Although South Africa still recognises an old system of 99-year leasehold, the main real right in land is that of ownership, similar to the UK system of freehold title, and most land in South Africa is privately held by outright ownership. The separate ownership of buildings or parts of buildings in a development is recognised by the Sectional Titles Act, 1986.
South Africa is rich in mineral wealth and the Mineral and Petroleum Resources Act, 2002 separates the rights to minerals in and under land from the ownership of the surface rights to the land, so buying a property in South Africa doesn’t entitle you to set up a gold mine in the garden!
Redistribution
Since 1994, the ownership of land in South Africa has been the subject of a number of legal and administrative changes, and the international media sometimes carry scare stories claiming that South Africa’s policy of ‘land redistribution’ might lead to a Zimbabwe-style land grab, white owners being thrown off their land with no compensation or, worse, being attacked and perhaps even killed. Ironically, the disastrous situation in Zimbabwe and the resulting international outcry have probably done as much as anything to ensure that South Africa will not be tempted to go down the same path.
Under the old colonial system, 87 per cent of South African land was owned by around 60,000 white farmers or by the state. In 1993 the World Bank warned that, if South Africa didn’t undertake ‘a major restructuring of the rural economy centred on significant land transfers and smaller scale agricultural production units’, the country would be in danger of rural violence, perhaps even civil war. The following year, with the Restitution of Land Rights Act, the first post-apartheid government undertook to consider claims from people who believed they’d been unfairly forced from their land during the apartheid years, and to transfer state-owned land to disadvantaged communities.
The original idea was for a redistribution of land through voluntary sales, called the ‘willing buyer/willing seller’ approach. The goal was to transfer a third of white-owned farmland over five years. But a decade later, only 2 to 3 per cent had been transferred by this method, and it was estimated that around 90 per cent of South Africa’s commercial farmland was in the hands of 50,000 white farmers.

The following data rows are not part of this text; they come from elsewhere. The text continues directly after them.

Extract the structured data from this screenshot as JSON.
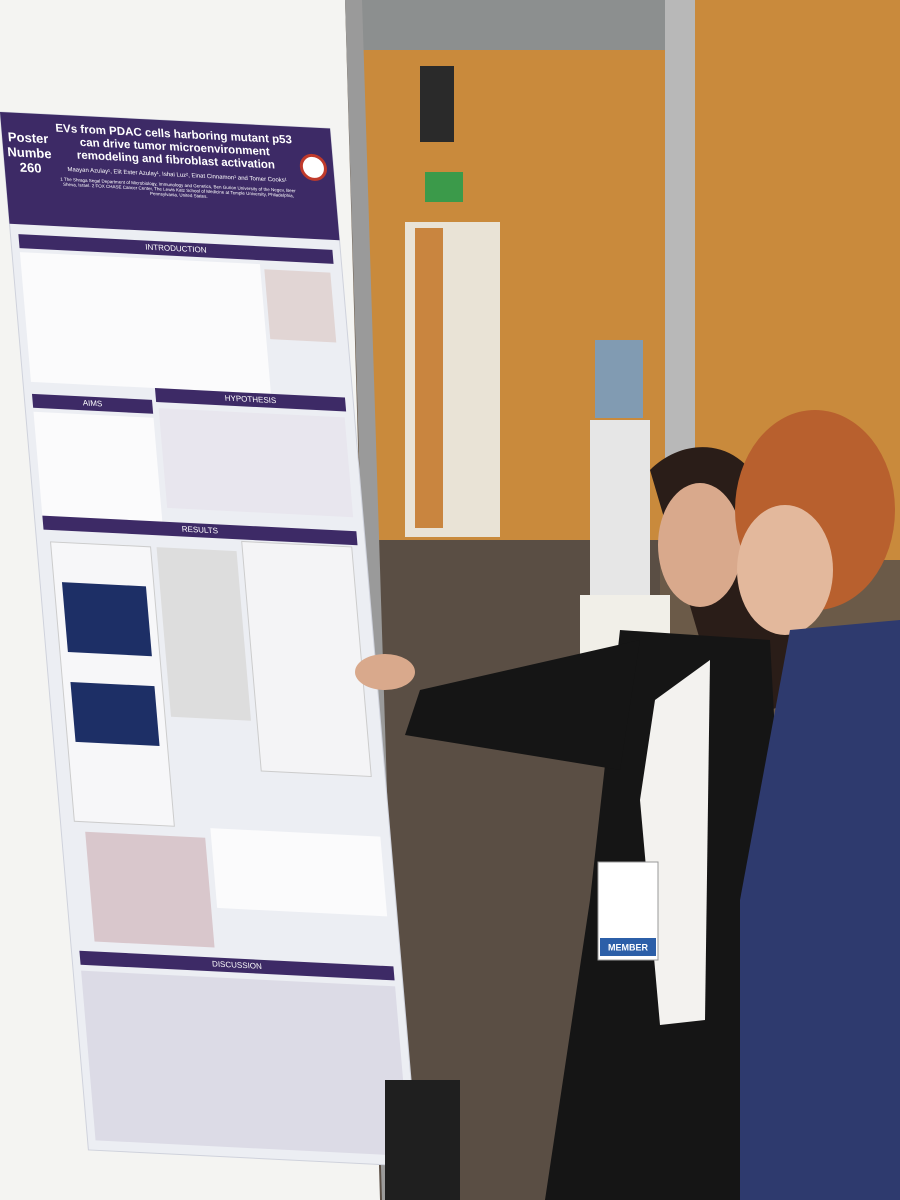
{
  "poster": {
    "poster_label": "Poster Number",
    "poster_number": 260,
    "title": "EVs from PDAC cells harboring mutant p53 can drive tumor microenvironment remodeling and fibroblast activation",
    "authors": "Maayan Azulay¹, Elit Ester Azulay¹, Ishai Luz², Einat Cinnamon¹ and Tomer Cooks¹",
    "affiliations": "1 The Shraga Segal Department of Microbiology, Immunology and Genetics, Ben Gurion University of the Negev, Beer Sheva, Israel. 2 FOX CHASE Cancer Center, The Lewis Katz School of Medicine at Temple University, Philadelphia, Pennsylvania, United States.",
    "sections": [
      "INTRODUCTION",
      "AIMS",
      "HYPOTHESIS",
      "RESULTS",
      "DISCUSSION"
    ]
  },
  "badge": "MEMBER"
}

The government was forced to consider different approaches to speed up the process of settling outstanding individual land claims. Financial grants were increased to make it easier for individuals to buy land and, more controversially, amendments to the 1994 Act were signed, empowering the Minister of Agriculture to expropriate farms without recourse to the courts.
Expropriation could only to be used as a last resort, as an ‘encouragement’ to white farmers, many of whom were thought to be unwilling to sell their land. This extreme measure was allowed only if black South Africans could demonstrate that the land was once theirs and was unfairly seized; and the existing owner had to be fully compensated. An alternative plan was for the government to buy land itself and redistribute it to promote black farming.
In opposition to these measures, the Transvaal Agricultural Union was set up by white farmers to resist land claims, while on the other hand the Landless People’s Movement, which claimed 100,000 members, threatened farm invasions in 2005... Much of the publicity about land redistribution was focused on rural claims, but not all of the land claims were for agricultural land. One of South Africa’s biggest land claims concerned Richards Bay in Kwazulu-Natal, the country’s largest deep-water harbour. Another claim was for a section of prime land on the Kwazulu-Natal South Coast (south of Durban), affecting around 5,000 mostly white-owned properties; and another was for land at Prince’s Grant, one of South Africa’s leading golf and housing developments on the Dolphin Coast, around an hour north of Durban.
Property buyers need to be aware of this situation but using a lawyer will alert you to any claims on property or land that you intend to buy.
Foreign Ownership Limitations
Foreigners intending to buy property in South Africa also need to take heed of rumours that the government has been planning to limit foreign ownership of land in South Africa in order to control escalating property prices. The rumours began circulating in June 2004 but little has been heard since, following an understandable outcry.
It seems likely, however, that any mention of such plans was in order to acknowledge the fears of some South Africans about rapidly rising house prices rather than being a serious proposal. Indeed, the suggestion flies in the face of the government policy to attract more investment into the country, including encouraging foreigners to invest in the commercial as well as the residential property market. Moreover, the most rapid property price inflation has been in the middle and top end of the market and not in lower-price housing, so most South Africans haven’t been affected. It’s even possible that the whole matter was a scare story, whipped up by the press or the result of crossed lines and poor communication.